Seabin – The Plastic Prevention Project
Each year, roughly eight million tonnes of plastic are dumped into the ocean waters. The Seabin, however, may allow this to change in Australia, before doing the same for the rest of the world. Having first found popularity in France, they are now being pushed on a wider scale, being installed in many rivers and oceans around the world.
What is a Seabin?
A Seabin is exactly as the name suggests, a bin designed to collect waste from the sea when placed near coastal areas. A pump creates a flow that allows for the plastic in the waters to be drawn towards it and collected in a bag.
Whilst you may be concerned about marine life being affected by this, the tests for the past four years have shown not a single case of fish being caught in the stream.
Expansion into Australia
Perth’s City of Cockburn was the first part of western Australia to have its council invest in a Seabin. Since then, an initial run of 60 Seabins were installed in Australia as the first of the project to be paid for by the government.
Prior to that, the project was sponsored by a volunteer organisation called Coastal Warriors. Now, the government is doing their part to help in preventing the contamination of the oceans.

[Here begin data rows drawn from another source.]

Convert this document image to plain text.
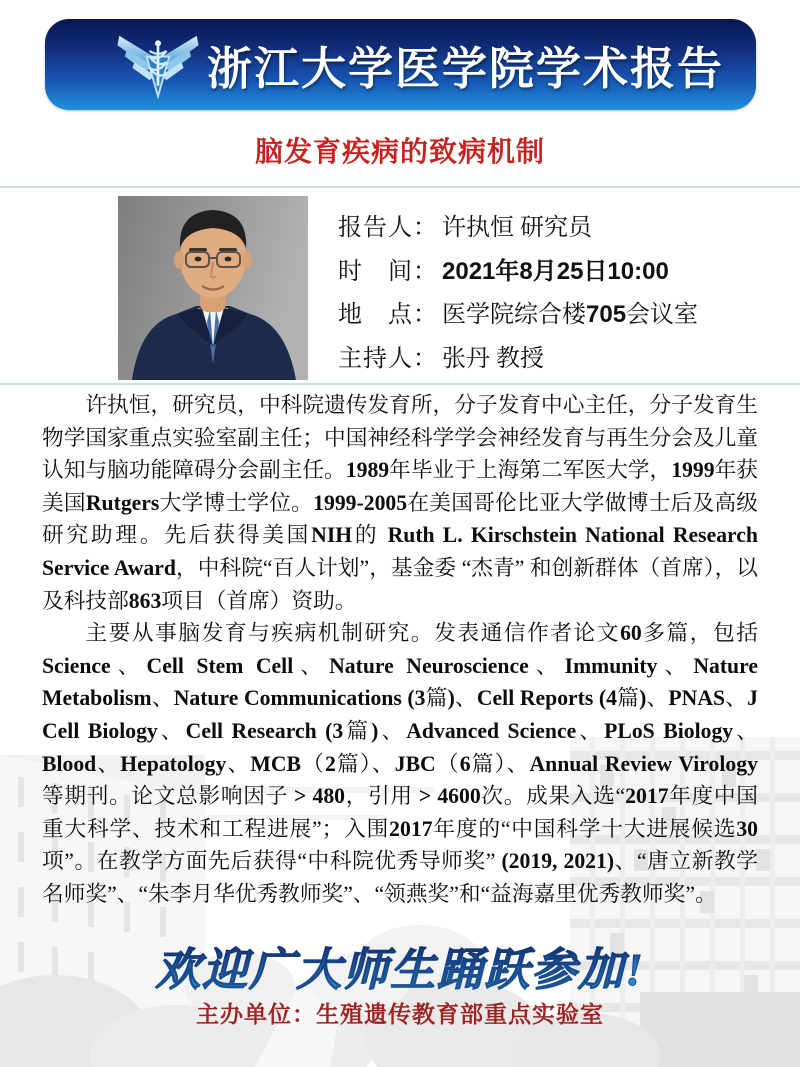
浙江大学医学院学术报告
脑发育疾病的致病机制
报告人： 许执恒 研究员
时　间： 2021年8月25日10:00
地　点： 医学院综合楼705会议室
主持人： 张丹 教授

许执恒，研究员，中科院遗传发育所，分子发育中心主任，分子发育生物学国家重点实验室副主任；中国神经科学学会神经发育与再生分会及儿童认知与脑功能障碍分会副主任。1989年毕业于上海第二军医大学，1999年获美国Rutgers大学博士学位。1999-2005在美国哥伦比亚大学做博士后及高级研究助理。先后获得美国NIH的 Ruth L. Kirschstein National Research Service Award，中科院“百人计划”，基金委 “杰青” 和创新群体（首席），以及科技部863项目（首席）资助。

主要从事脑发育与疾病机制研究。发表通信作者论文60多篇，包括Science、Cell Stem Cell、Nature Neuroscience、Immunity、Nature Metabolism、Nature Communications (3篇)、Cell Reports (4篇)、PNAS、J Cell Biology、Cell Research (3篇)、Advanced Science、PLoS Biology、Blood、Hepatology、MCB（2篇）、JBC（6篇）、Annual Review Virology等期刊。论文总影响因子 > 480，引用 > 4600次。成果入选“2017年度中国重大科学、技术和工程进展”；入围2017年度的“中国科学十大进展候选30项”。在教学方面先后获得“中科院优秀导师奖” (2019, 2021)、“唐立新教学名师奖”、“朱李月华优秀教师奖”、“领燕奖”和“益海嘉里优秀教师奖”。

欢迎广大师生踊跃参加!
主办单位：生殖遗传教育部重点实验室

When asked about the progress with Seabins, the waste projects officer for Port
Macquarie-Hastings Council, Nicky Julian, said: “Obviously we’re pro-waste avoidance and not littering in the first place, but it’s good to have this as a bit of a catch for those things that do get past our bins.”
The government funded organisation that help expand Seabin, the Environmental Protection Agency (EPA), have had their staff express their praise in the project. It acts as an example of what they want to achieve in their goal of reducing the amount of litter in and around the country by 40% by 2020.
The Remaining Problems
Chief executive and co-founder of Seabin, Pete Ceglinski, has said that the project is more of a reactive solution, rather than being one to fully prevent the problem of marine littering. Whilst he pointed out that 1.7 tonnes of litter is removed each day, the same amount is being put in.

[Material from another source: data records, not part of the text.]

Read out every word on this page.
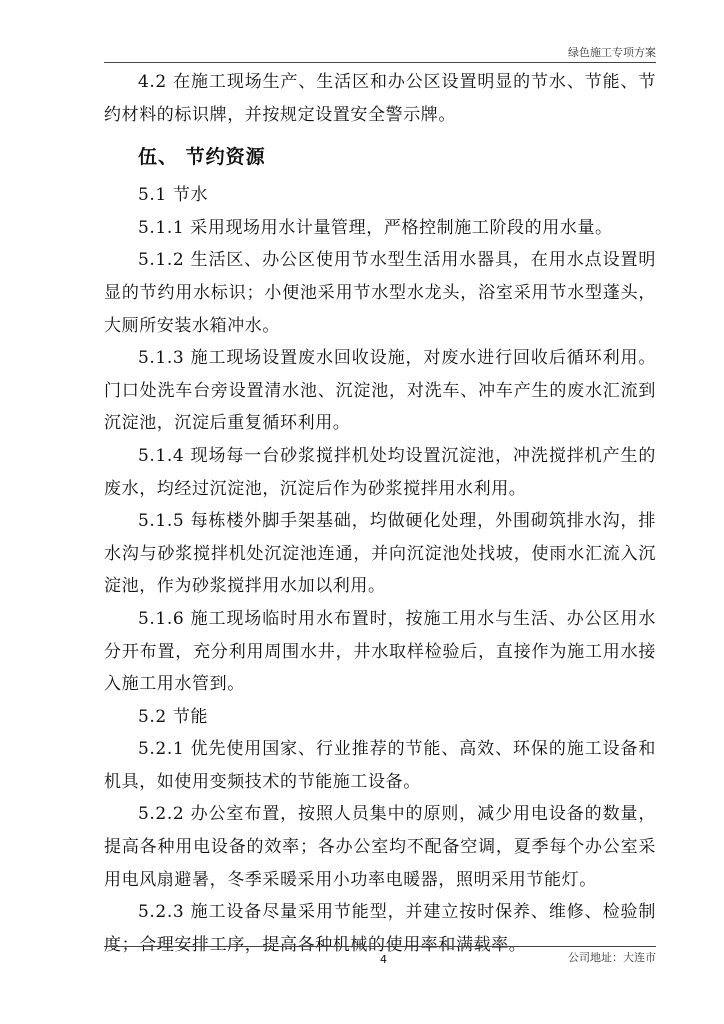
绿色施工专项方案

4.2 在施工现场生产、生活区和办公区设置明显的节水、节能、节约材料的标识牌，并按规定设置安全警示牌。

伍、 节约资源

5.1 节水

5.1.1 采用现场用水计量管理，严格控制施工阶段的用水量。

5.1.2 生活区、办公区使用节水型生活用水器具，在用水点设置明显的节约用水标识；小便池采用节水型水龙头，浴室采用节水型蓬头，大厕所安装水箱冲水。

5.1.3 施工现场设置废水回收设施，对废水进行回收后循环利用。门口处洗车台旁设置清水池、沉淀池，对洗车、冲车产生的废水汇流到沉淀池，沉淀后重复循环利用。

5.1.4 现场每一台砂浆搅拌机处均设置沉淀池，冲洗搅拌机产生的废水，均经过沉淀池，沉淀后作为砂浆搅拌用水利用。

5.1.5 每栋楼外脚手架基础，均做硬化处理，外围砌筑排水沟，排水沟与砂浆搅拌机处沉淀池连通，并向沉淀池处找坡，使雨水汇流入沉淀池，作为砂浆搅拌用水加以利用。

5.1.6 施工现场临时用水布置时，按施工用水与生活、办公区用水分开布置，充分利用周围水井，井水取样检验后，直接作为施工用水接入施工用水管到。

5.2 节能

5.2.1 优先使用国家、行业推荐的节能、高效、环保的施工设备和机具，如使用变频技术的节能施工设备。

5.2.2 办公室布置，按照人员集中的原则，减少用电设备的数量，提高各种用电设备的效率；各办公室均不配备空调，夏季每个办公室采用电风扇避暑，冬季采暖采用小功率电暖器，照明采用节能灯。

5.2.3 施工设备尽量采用节能型，并建立按时保养、维修、检验制度；合理安排工序，提高各种机械的使用率和满载率。

4	公司地址：大连市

“The average is about 4 kilograms a day, some locations it might be 100 kilograms or 50 kilograms, other locations it might be none — it just depends on the wind, the weather, and the amount of debris on the streets surrounding the water bodies.”

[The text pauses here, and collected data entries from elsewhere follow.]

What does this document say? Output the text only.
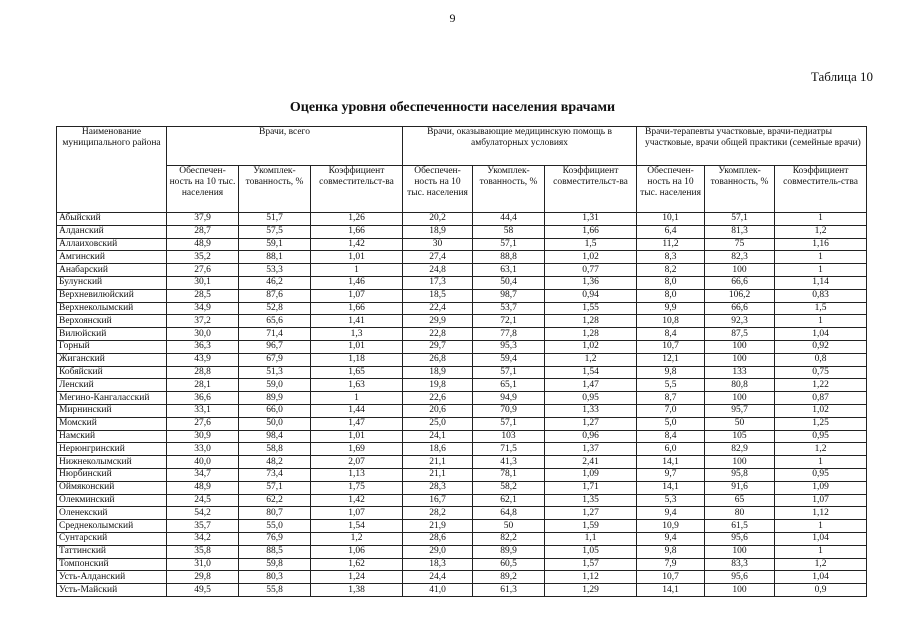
9
Таблица 10
Оценка уровня обеспеченности населения врачами
Наименование муниципального района	Врачи, всего			Врачи, оказывающие медицинскую помощь в амбулаторных условиях			Врачи-терапевты участковые, врачи-педиатры участковые, врачи общей практики (семейные врачи)		
	Обеспечен-ность на 10 тыс. населения	Укомплек-тованность, %	Коэффициент совместительст-ва	Обеспечен-ность на 10 тыс. населения	Укомплек-тованность, %	Коэффициент совместительст-ва	Обеспечен-ность на 10 тыс. населения	Укомплек-тованность, %	Коэффициент совместитель-ства
Абыйский	37,9	51,7	1,26	20,2	44,4	1,31	10,1	57,1	1
Алданский	28,7	57,5	1,66	18,9	58	1,66	6,4	81,3	1,2
Аллаиховский	48,9	59,1	1,42	30	57,1	1,5	11,2	75	1,16
Амгинский	35,2	88,1	1,01	27,4	88,8	1,02	8,3	82,3	1
Анабарский	27,6	53,3	1	24,8	63,1	0,77	8,2	100	1
Булунский	30,1	46,2	1,46	17,3	50,4	1,36	8,0	66,6	1,14
Верхневилюйский	28,5	87,6	1,07	18,5	98,7	0,94	8,0	106,2	0,83
Верхнеколымский	34,9	52,8	1,66	22,4	53,7	1,55	9,9	66,6	1,5
Верхоянский	37,2	65,6	1,41	29,9	72,1	1,28	10,8	92,3	1
Вилюйский	30,0	71,4	1,3	22,8	77,8	1,28	8,4	87,5	1,04
Горный	36,3	96,7	1,01	29,7	95,3	1,02	10,7	100	0,92
Жиганский	43,9	67,9	1,18	26,8	59,4	1,2	12,1	100	0,8
Кобяйский	28,8	51,3	1,65	18,9	57,1	1,54	9,8	133	0,75
Ленский	28,1	59,0	1,63	19,8	65,1	1,47	5,5	80,8	1,22
Мегино-Кангаласский	36,6	89,9	1	22,6	94,9	0,95	8,7	100	0,87
Мирнинский	33,1	66,0	1,44	20,6	70,9	1,33	7,0	95,7	1,02
Момский	27,6	50,0	1,47	25,0	57,1	1,27	5,0	50	1,25
Намский	30,9	98,4	1,01	24,1	103	0,96	8,4	105	0,95
Нерюнгринский	33,0	58,8	1,69	18,6	71,5	1,37	6,0	82,9	1,2
Нижнеколымский	40,0	48,2	2,07	21,1	41,3	2,41	14,1	100	1
Нюрбинский	34,7	73,4	1,13	21,1	78,1	1,09	9,7	95,8	0,95
Оймяконский	48,9	57,1	1,75	28,3	58,2	1,71	14,1	91,6	1,09
Олекминский	24,5	62,2	1,42	16,7	62,1	1,35	5,3	65	1,07
Оленекский	54,2	80,7	1,07	28,2	64,8	1,27	9,4	80	1,12
Среднеколымский	35,7	55,0	1,54	21,9	50	1,59	10,9	61,5	1
Сунтарский	34,2	76,9	1,2	28,6	82,2	1,1	9,4	95,6	1,04
Таттинский	35,8	88,5	1,06	29,0	89,9	1,05	9,8	100	1
Томпонский	31,0	59,8	1,62	18,3	60,5	1,57	7,9	83,3	1,2
Усть-Алданский	29,8	80,3	1,24	24,4	89,2	1,12	10,7	95,6	1,04
Усть-Майский	49,5	55,8	1,38	41,0	61,3	1,29	14,1	100	0,9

In order to put in more permanent solutions, the organisation is taking the waste removed by the Seabins to analyse the types entering the water and collect data in order to find solutions to reduce the amount entering the system. The data being passed on to nationwide data collection points will help in allowing many statistic experts to analyse how to deal with the current waste situation.
Whilst Seabin won’t end the mountains of plastic polluting our waters, it will be a major asset in stopping the problem getting any worse whilst people figure out permanent solutions to kill the problem at its core.